Archiving Data

We seek to preserve publicly accessible and potentially vulnerable scientific data and archive web pages from EPA, DOE, NOAA, OSHA, NASA, USDA, DOI, and USGS. Our archiving work has primarily occurred through more than 30 DataRescue events, also called “archive-a-thons,” at cities across the U.S. and Canada. With the help of the Internet Archive and DataRefuge, these efforts directly contributed to the largest recorded End of Term harvest:

Between Fall 2016 and Spring 2017, the Internet Archive archived over 200 terabytes of government websites and data. This includes over 100TB of public websites and over 100TB of public data from federal FTP file servers totaling, together, over 350 million URLs/files. This includes over 70 million html pages, over 40 million PDFs and, towards the other end of the spectrum and for semantic web aficionados, 8 files of the text/turtle mime type. Other End of Term partners have also been vigorously preserving websites and data from the .gov/.mil web domains.

In addition, the EDGI volunteer tech team of over 30 contributors has built open source and freely available tools and projects for grassroots archiving, all available to the public on our GitHub. We are moving into the next phase of archiving: Data Together, you can read more on our blog.

 

Vulnerable Data

The End of Term harvest is over, but there are still ways to preserve programs or datasets you are concerned about:

  1. Check whether it has already been preserved
  2. Nominate web pages or datasets using the Government Web & Data Archive bookmarklet or our Chrome Nomination Extension
  3. Securely contact us with information about vulnerable programs or data via EnviroDGI@protonmail.com ( learn more about sending secure email to us ).

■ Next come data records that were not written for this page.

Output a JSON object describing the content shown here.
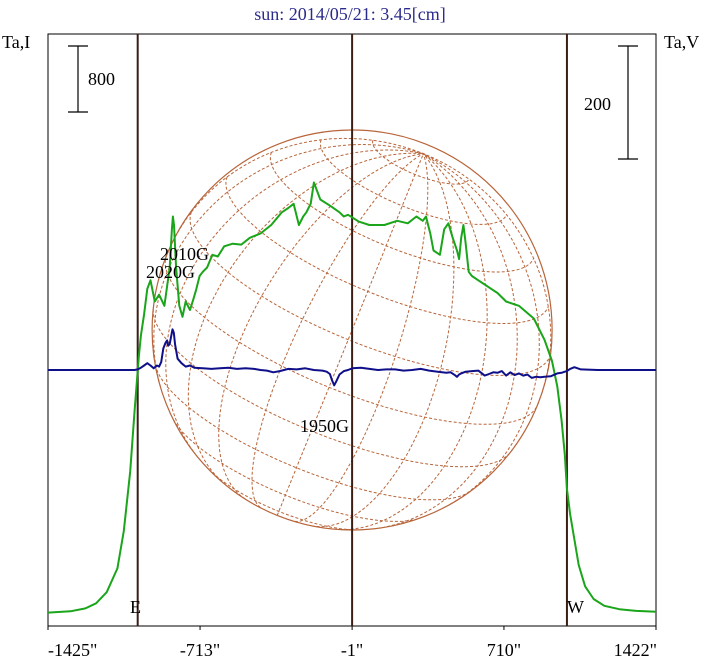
{
  "chart_data": {
    "type": "line",
    "title": "sun: 2014/05/21: 3.45[cm]",
    "left_axis_label": "Ta,I",
    "right_axis_label": "Ta,V",
    "left_scale_bar_label": "800",
    "right_scale_bar_label": "200",
    "x_tick_labels": [
      "-1425\"",
      "-713\"",
      "-1\"",
      "710\"",
      "1422\""
    ],
    "x_ticks": [
      -1425,
      -713,
      -1,
      710,
      1422
    ],
    "xlim": [
      -1425,
      1422
    ],
    "limb_markers": {
      "east": -1005,
      "center": -1,
      "west": 1005
    },
    "limb_labels": {
      "east": "E",
      "west": "W"
    },
    "annotations": [
      {
        "text": "2010G",
        "x": -820,
        "y_stokes_v": 55
      },
      {
        "text": "2020G",
        "x": -870,
        "y_stokes_v": 45
      },
      {
        "text": "1950G",
        "x": -60,
        "y_stokes_v": -25
      }
    ],
    "colors": {
      "intensity": "#1aa51a",
      "polarization": "#0f0f8a",
      "disk": "#b8653a",
      "markers": "#3a1e14",
      "title": "#2b2b8c"
    },
    "series": [
      {
        "name": "Ta,I",
        "axis": "left",
        "x": [
          -1425,
          -1320,
          -1250,
          -1200,
          -1150,
          -1100,
          -1070,
          -1040,
          -1020,
          -1000,
          -990,
          -975,
          -960,
          -945,
          -925,
          -905,
          -880,
          -855,
          -845,
          -840,
          -835,
          -825,
          -810,
          -795,
          -780,
          -760,
          -745,
          -730,
          -715,
          -700,
          -680,
          -655,
          -630,
          -600,
          -560,
          -520,
          -480,
          -430,
          -380,
          -330,
          -300,
          -275,
          -250,
          -230,
          -215,
          -205,
          -195,
          -180,
          -150,
          -100,
          -60,
          -40,
          -20,
          0,
          30,
          80,
          150,
          210,
          260,
          300,
          330,
          345,
          355,
          365,
          380,
          410,
          430,
          450,
          470,
          490,
          500,
          510,
          520,
          530,
          545,
          560,
          590,
          620,
          650,
          680,
          720,
          780,
          850,
          900,
          935,
          960,
          980,
          995,
          1005,
          1020,
          1040,
          1060,
          1090,
          1130,
          1180,
          1250,
          1330,
          1422
        ],
        "y": [
          40,
          55,
          90,
          150,
          280,
          560,
          1000,
          1700,
          2400,
          3050,
          3300,
          3550,
          3850,
          3950,
          3700,
          3780,
          3650,
          4100,
          4550,
          4700,
          4600,
          4100,
          3650,
          3520,
          3700,
          3600,
          3720,
          3850,
          4000,
          4050,
          4100,
          4250,
          4230,
          4350,
          4380,
          4370,
          4450,
          4500,
          4600,
          4750,
          4800,
          4850,
          4600,
          4700,
          4750,
          4800,
          4850,
          5100,
          4900,
          4820,
          4750,
          4700,
          4720,
          4690,
          4640,
          4600,
          4600,
          4650,
          4620,
          4700,
          4650,
          4700,
          4600,
          4500,
          4300,
          4250,
          4550,
          4620,
          4450,
          4300,
          4200,
          4450,
          4600,
          4400,
          4050,
          4000,
          3950,
          3900,
          3850,
          3800,
          3700,
          3650,
          3500,
          3250,
          3000,
          2700,
          2300,
          1900,
          1500,
          1200,
          900,
          600,
          350,
          200,
          120,
          80,
          60,
          50
        ]
      },
      {
        "name": "Ta,V",
        "axis": "right",
        "x": [
          -1425,
          -1300,
          -1150,
          -1070,
          -1040,
          -1020,
          -1005,
          -990,
          -975,
          -960,
          -945,
          -930,
          -915,
          -905,
          -895,
          -885,
          -875,
          -868,
          -862,
          -855,
          -848,
          -842,
          -836,
          -830,
          -818,
          -800,
          -780,
          -760,
          -740,
          -700,
          -660,
          -620,
          -580,
          -540,
          -500,
          -460,
          -430,
          -400,
          -370,
          -340,
          -300,
          -260,
          -220,
          -180,
          -140,
          -120,
          -105,
          -95,
          -85,
          -75,
          -60,
          -40,
          -20,
          0,
          40,
          80,
          120,
          160,
          200,
          240,
          280,
          320,
          360,
          400,
          440,
          460,
          480,
          490,
          500,
          510,
          530,
          560,
          590,
          620,
          640,
          660,
          680,
          700,
          720,
          740,
          760,
          780,
          800,
          820,
          840,
          860,
          880,
          900,
          930,
          960,
          980,
          995,
          1005,
          1020,
          1040,
          1070,
          1150,
          1300,
          1422
        ],
        "y": [
          0,
          0,
          0,
          0,
          0,
          0,
          1,
          4,
          8,
          12,
          8,
          3,
          8,
          6,
          14,
          38,
          48,
          52,
          43,
          46,
          60,
          72,
          66,
          45,
          20,
          12,
          6,
          8,
          4,
          3,
          2,
          3,
          4,
          2,
          3,
          2,
          0,
          -1,
          -4,
          -2,
          2,
          1,
          3,
          0,
          -1,
          -3,
          -7,
          -18,
          -27,
          -20,
          -8,
          -2,
          0,
          3,
          4,
          2,
          0,
          1,
          1,
          -1,
          0,
          2,
          -1,
          -3,
          -5,
          -4,
          -9,
          -12,
          -8,
          -6,
          -3,
          -2,
          -1,
          -10,
          -7,
          -4,
          -5,
          -2,
          -10,
          -4,
          -9,
          -6,
          -10,
          -8,
          -14,
          -12,
          -13,
          -12,
          -11,
          -6,
          -5,
          -3,
          -2,
          2,
          5,
          1,
          0,
          0,
          0
        ]
      }
    ]
  }
}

Number of Unique Webpages Seeded (i.e. to Internet Archive using our Chrome Extension): 63,076
Number of Pages with Datasets in our archiving workflow*: 21,798 (34.6% of Unique Webpages Seeded)

 

Join Us – This is a Movement

Building on this incredible outpouring of support, EDGI convened an online townhall meeting to discuss “lessons learned” from previous events and develop new strategies for data archiving.

We welcome ongoing contributors to our preservation tools and website change monitoring project:

  1. The EGDI GitHub project overview is the place to start!
  2. We aim to have an inclusive community, review our Contributor Guidelines and Code of Conduct
  3. Jump on the Archivers chat (archivers.slack.com), anyone can request an invite from archivers-slack.herokuapp.com slackin
    • Introduce yourself in #introductions, key starting places for conversations are #general, #datatogether and #community-building
    • Ping one of the EDGI coordinators (@kelsey or @lightandluck) with your questions!

*This number includes web pages that were previously referred to as “Uncrawlable”, but also includes other types of datasets or repositories of information to be archived. Here is the breakdown:
Number of Pages with Many Files: 6,792 (31.2%)
Number of Pages with Visualization/Interactive Features: 7,129 (32.7%) Number of Pages with a Database: 3,576 (16.4%)
Number of FTP pages: 693 (3.2%)